On March 11, the weather was relatively balmy in the Northeast, and a light rain was falling. All accounts of that winter show generally mild conditions—crocuses blossomed early. Everyone was looking forward to spring. As the secondary center pushed off the mid-Atlantic coast, its northeast wind tapped into a cold pool of air that was positioned over eastern Canada. That cold high-pressure system also helped to block the rapid motion of the storm. The storm became stationary near Block Island, where it spun like a top. Much of the rain turned to snow and snowed through March 14.
In these situations, the winds in the upper levels of the atmosphere fail to push the storms along.
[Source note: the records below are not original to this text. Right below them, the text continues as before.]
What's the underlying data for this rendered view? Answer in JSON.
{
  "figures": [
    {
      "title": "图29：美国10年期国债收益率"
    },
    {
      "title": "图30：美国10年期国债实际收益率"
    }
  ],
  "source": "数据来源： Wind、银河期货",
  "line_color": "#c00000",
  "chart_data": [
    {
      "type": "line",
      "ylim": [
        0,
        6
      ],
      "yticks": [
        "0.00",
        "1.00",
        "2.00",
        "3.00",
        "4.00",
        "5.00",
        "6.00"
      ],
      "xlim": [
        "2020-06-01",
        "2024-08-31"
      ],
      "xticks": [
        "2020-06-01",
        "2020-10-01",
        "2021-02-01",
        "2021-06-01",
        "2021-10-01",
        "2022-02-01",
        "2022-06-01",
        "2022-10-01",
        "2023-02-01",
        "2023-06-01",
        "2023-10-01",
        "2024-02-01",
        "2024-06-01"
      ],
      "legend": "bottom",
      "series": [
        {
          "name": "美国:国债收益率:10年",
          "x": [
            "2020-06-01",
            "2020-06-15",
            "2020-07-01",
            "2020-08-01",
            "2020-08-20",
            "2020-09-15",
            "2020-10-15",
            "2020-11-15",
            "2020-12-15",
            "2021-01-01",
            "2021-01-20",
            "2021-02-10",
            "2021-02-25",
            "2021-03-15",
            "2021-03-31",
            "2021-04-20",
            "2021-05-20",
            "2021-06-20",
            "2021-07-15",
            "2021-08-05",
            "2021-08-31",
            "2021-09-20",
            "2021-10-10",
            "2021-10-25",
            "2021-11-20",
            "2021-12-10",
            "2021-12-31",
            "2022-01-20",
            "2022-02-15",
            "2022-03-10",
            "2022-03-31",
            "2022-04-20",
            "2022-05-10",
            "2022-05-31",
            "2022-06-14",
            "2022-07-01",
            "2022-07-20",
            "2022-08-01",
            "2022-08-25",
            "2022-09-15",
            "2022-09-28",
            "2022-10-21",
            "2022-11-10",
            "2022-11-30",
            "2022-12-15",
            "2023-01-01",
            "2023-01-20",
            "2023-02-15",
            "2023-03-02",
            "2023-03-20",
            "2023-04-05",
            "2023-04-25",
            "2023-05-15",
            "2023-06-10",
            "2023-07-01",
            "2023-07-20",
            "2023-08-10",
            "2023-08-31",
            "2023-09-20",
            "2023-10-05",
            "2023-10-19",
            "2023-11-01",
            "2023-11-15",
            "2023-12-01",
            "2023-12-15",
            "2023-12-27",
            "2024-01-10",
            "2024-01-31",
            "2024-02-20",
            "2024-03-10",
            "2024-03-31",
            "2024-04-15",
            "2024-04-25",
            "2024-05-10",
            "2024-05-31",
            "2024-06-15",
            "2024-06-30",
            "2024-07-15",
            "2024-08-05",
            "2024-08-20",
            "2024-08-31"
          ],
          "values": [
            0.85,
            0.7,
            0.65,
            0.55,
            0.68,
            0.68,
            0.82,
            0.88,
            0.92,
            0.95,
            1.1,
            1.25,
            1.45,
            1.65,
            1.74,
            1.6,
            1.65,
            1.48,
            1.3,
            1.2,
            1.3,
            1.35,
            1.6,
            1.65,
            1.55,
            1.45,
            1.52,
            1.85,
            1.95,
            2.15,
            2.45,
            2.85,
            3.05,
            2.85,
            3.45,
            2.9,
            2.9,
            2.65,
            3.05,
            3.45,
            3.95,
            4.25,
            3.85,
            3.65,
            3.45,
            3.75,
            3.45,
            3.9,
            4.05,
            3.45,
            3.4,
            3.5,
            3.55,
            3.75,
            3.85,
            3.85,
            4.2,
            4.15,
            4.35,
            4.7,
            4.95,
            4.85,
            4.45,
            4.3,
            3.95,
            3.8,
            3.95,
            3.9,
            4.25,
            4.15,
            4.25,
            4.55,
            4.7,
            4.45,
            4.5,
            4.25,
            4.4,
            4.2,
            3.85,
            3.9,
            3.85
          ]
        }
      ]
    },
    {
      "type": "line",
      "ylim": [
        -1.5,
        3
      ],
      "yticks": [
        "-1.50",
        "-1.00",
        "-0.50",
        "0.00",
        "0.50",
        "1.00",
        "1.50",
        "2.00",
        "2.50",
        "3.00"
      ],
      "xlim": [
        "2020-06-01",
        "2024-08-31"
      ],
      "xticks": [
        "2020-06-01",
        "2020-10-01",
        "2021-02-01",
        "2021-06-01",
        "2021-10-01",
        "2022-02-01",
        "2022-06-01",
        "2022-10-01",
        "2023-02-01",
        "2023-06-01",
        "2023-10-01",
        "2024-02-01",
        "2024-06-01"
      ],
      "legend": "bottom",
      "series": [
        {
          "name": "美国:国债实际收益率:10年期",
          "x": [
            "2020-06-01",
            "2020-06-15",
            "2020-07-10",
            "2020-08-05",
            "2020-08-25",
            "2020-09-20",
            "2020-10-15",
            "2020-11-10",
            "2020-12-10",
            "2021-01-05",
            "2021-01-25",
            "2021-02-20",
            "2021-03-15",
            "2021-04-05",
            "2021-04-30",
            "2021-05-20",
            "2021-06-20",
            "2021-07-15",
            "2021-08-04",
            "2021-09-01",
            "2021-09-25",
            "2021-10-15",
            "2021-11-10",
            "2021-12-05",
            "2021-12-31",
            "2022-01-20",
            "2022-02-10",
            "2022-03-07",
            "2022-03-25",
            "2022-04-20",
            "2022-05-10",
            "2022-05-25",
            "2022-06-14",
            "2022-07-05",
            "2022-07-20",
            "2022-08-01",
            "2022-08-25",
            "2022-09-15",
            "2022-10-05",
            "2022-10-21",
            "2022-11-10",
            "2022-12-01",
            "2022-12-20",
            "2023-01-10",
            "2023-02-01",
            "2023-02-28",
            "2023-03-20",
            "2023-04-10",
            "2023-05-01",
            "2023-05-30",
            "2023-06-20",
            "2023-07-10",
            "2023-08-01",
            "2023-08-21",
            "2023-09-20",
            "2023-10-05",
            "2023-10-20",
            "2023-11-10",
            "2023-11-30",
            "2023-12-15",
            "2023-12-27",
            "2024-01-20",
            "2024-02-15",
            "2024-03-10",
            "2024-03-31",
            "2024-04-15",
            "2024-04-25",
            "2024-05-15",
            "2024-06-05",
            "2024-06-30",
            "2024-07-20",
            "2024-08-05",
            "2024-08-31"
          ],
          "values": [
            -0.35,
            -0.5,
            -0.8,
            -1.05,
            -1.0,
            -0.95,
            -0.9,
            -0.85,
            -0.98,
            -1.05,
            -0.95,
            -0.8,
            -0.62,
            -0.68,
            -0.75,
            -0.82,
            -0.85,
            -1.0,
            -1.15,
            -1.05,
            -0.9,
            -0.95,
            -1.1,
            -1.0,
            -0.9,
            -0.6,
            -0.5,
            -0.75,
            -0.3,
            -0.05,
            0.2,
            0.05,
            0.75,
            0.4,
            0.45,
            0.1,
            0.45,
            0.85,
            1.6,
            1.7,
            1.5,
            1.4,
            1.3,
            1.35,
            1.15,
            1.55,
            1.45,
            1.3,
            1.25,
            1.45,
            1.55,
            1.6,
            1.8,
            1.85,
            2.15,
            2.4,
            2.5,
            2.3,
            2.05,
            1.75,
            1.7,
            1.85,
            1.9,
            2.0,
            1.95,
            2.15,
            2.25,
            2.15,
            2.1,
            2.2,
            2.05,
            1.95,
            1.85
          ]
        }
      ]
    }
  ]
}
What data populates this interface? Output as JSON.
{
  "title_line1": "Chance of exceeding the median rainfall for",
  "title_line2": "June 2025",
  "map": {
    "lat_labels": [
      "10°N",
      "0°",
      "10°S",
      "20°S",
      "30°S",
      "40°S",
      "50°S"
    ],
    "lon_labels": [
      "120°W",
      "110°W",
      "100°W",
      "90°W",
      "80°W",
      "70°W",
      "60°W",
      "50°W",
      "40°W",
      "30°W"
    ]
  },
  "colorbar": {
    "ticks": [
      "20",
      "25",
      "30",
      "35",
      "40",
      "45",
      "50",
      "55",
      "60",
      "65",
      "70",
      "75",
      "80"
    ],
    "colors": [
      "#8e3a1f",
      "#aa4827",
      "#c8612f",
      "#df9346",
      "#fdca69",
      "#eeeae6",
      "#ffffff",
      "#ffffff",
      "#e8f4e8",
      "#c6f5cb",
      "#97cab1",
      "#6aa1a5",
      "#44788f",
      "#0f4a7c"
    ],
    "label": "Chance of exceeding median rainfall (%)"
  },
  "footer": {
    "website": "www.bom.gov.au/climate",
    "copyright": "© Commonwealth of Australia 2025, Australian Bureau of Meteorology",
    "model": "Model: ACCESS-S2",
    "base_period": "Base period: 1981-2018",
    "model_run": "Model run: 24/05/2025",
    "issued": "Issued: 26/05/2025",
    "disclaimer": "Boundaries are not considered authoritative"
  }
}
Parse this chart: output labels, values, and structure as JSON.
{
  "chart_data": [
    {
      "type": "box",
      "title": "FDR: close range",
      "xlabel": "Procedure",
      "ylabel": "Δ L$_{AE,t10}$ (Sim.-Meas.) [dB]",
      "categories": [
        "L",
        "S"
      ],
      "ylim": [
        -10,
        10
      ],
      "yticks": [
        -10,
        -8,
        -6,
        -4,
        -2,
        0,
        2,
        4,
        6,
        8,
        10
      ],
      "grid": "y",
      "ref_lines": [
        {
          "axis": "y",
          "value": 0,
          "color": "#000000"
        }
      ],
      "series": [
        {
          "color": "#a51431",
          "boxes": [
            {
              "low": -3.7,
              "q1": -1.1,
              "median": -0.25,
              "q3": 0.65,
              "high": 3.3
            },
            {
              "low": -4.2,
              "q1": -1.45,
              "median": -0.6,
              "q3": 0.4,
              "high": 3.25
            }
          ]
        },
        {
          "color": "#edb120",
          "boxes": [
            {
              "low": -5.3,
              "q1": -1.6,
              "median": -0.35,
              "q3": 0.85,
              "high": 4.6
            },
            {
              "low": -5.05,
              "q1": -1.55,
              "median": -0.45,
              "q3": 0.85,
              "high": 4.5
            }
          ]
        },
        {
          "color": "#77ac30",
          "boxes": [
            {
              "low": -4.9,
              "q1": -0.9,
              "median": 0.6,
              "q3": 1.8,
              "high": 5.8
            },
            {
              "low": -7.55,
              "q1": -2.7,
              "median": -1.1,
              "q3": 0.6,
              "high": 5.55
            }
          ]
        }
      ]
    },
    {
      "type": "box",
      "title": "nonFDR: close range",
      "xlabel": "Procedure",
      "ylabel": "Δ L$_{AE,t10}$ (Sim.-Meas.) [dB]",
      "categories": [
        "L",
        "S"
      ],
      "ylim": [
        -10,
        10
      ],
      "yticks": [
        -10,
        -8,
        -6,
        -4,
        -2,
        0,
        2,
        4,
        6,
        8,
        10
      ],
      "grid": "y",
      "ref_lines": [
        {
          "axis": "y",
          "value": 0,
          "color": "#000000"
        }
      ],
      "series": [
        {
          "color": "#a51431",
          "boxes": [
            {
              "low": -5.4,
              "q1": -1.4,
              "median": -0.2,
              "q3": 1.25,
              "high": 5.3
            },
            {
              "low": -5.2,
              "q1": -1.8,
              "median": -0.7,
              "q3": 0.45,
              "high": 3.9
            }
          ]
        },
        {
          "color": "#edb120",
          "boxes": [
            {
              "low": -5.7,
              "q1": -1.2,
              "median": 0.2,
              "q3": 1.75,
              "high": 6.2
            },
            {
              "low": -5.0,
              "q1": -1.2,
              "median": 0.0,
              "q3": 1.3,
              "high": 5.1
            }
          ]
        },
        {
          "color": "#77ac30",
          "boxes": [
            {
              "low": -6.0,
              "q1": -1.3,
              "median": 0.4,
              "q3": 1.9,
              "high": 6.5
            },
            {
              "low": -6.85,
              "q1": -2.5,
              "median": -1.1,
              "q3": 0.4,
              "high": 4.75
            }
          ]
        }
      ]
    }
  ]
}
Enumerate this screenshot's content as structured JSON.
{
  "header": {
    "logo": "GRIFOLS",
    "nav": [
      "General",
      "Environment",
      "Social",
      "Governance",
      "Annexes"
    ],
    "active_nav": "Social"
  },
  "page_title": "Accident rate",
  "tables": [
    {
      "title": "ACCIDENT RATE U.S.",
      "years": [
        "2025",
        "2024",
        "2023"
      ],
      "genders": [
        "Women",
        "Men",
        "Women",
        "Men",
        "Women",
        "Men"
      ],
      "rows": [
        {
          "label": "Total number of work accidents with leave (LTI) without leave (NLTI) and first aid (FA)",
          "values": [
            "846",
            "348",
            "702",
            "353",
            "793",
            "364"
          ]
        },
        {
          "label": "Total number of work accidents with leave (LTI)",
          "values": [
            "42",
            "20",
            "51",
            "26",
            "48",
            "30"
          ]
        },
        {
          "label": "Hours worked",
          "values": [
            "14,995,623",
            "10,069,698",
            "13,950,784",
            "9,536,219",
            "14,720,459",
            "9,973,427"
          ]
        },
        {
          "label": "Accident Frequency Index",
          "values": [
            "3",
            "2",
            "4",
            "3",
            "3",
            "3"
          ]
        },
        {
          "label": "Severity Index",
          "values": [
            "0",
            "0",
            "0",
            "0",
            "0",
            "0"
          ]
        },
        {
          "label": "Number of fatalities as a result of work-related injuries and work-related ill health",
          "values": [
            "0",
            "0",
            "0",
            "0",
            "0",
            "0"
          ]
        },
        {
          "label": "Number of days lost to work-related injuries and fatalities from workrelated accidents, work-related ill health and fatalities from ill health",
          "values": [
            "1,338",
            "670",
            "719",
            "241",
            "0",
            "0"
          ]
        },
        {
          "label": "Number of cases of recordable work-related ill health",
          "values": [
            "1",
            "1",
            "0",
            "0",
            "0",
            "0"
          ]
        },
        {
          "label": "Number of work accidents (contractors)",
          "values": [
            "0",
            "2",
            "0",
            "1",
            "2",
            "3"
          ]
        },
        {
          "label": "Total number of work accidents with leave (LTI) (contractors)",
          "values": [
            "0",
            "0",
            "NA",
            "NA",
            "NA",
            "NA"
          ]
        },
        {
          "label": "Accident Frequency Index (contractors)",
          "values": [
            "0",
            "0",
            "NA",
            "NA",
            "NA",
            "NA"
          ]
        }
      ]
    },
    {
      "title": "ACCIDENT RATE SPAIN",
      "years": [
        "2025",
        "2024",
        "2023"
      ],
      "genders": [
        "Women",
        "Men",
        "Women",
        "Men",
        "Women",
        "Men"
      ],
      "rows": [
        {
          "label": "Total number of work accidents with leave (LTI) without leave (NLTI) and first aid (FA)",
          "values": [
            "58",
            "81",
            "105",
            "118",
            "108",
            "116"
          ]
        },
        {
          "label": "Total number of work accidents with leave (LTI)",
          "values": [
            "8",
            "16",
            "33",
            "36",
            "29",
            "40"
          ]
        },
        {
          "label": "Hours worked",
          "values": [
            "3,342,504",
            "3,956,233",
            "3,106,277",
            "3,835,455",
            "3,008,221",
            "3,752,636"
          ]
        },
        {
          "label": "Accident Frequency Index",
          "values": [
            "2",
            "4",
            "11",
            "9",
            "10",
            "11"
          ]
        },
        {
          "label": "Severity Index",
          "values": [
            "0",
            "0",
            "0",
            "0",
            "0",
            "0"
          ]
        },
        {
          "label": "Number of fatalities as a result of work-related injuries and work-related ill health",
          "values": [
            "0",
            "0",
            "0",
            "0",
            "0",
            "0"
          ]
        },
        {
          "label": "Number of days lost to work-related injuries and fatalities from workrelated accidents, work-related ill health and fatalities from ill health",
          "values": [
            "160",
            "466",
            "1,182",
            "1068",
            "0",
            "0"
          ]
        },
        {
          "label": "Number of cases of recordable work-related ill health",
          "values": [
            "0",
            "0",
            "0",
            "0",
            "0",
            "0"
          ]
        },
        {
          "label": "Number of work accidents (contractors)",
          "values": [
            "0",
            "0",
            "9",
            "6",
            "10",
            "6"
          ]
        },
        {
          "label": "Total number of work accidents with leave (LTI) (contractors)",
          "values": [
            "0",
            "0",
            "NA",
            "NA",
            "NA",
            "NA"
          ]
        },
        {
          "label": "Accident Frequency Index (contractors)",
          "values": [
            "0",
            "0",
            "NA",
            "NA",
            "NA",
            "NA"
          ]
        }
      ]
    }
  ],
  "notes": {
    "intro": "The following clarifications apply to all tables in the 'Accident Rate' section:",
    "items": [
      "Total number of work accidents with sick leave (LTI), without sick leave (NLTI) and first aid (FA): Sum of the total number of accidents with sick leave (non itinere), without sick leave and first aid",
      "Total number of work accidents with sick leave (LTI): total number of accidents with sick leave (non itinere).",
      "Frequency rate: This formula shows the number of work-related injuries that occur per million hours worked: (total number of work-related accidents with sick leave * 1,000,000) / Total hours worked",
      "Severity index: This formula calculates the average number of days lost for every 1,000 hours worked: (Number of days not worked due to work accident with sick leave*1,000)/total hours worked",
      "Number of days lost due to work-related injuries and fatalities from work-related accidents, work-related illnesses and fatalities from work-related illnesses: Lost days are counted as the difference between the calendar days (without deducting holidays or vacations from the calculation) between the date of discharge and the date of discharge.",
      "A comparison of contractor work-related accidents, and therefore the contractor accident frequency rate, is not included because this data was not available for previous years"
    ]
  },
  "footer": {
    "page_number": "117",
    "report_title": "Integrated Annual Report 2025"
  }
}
Those high-level winds simply wrap themselves around the storm. The system becomes caught in an atmospheric whirlpool. The nor'easter can go out of control.
Snowfall depths ranged up to 50 inches over a wide area from the nation's capital to New England. Communication systems were shutdown and transportation was paralyzed. For a week, the northeastern states were cut off from the rest of the world. Snowdrifts of 20 to 40 feet were common. Because the temperature plunged to near zero as winds shifted into the Northeast, slush turned to solid ice. Washington, New York City, Hartford, Albany, and Boston were completely paralyzed. Winds reached hurricane intensity, and an estimated 400 lives were lost. Two hundred people were killed in New York City alone. Some survivors of the storm, called "Blizzard Men of 1888," held annual meetings in New York City until 1941.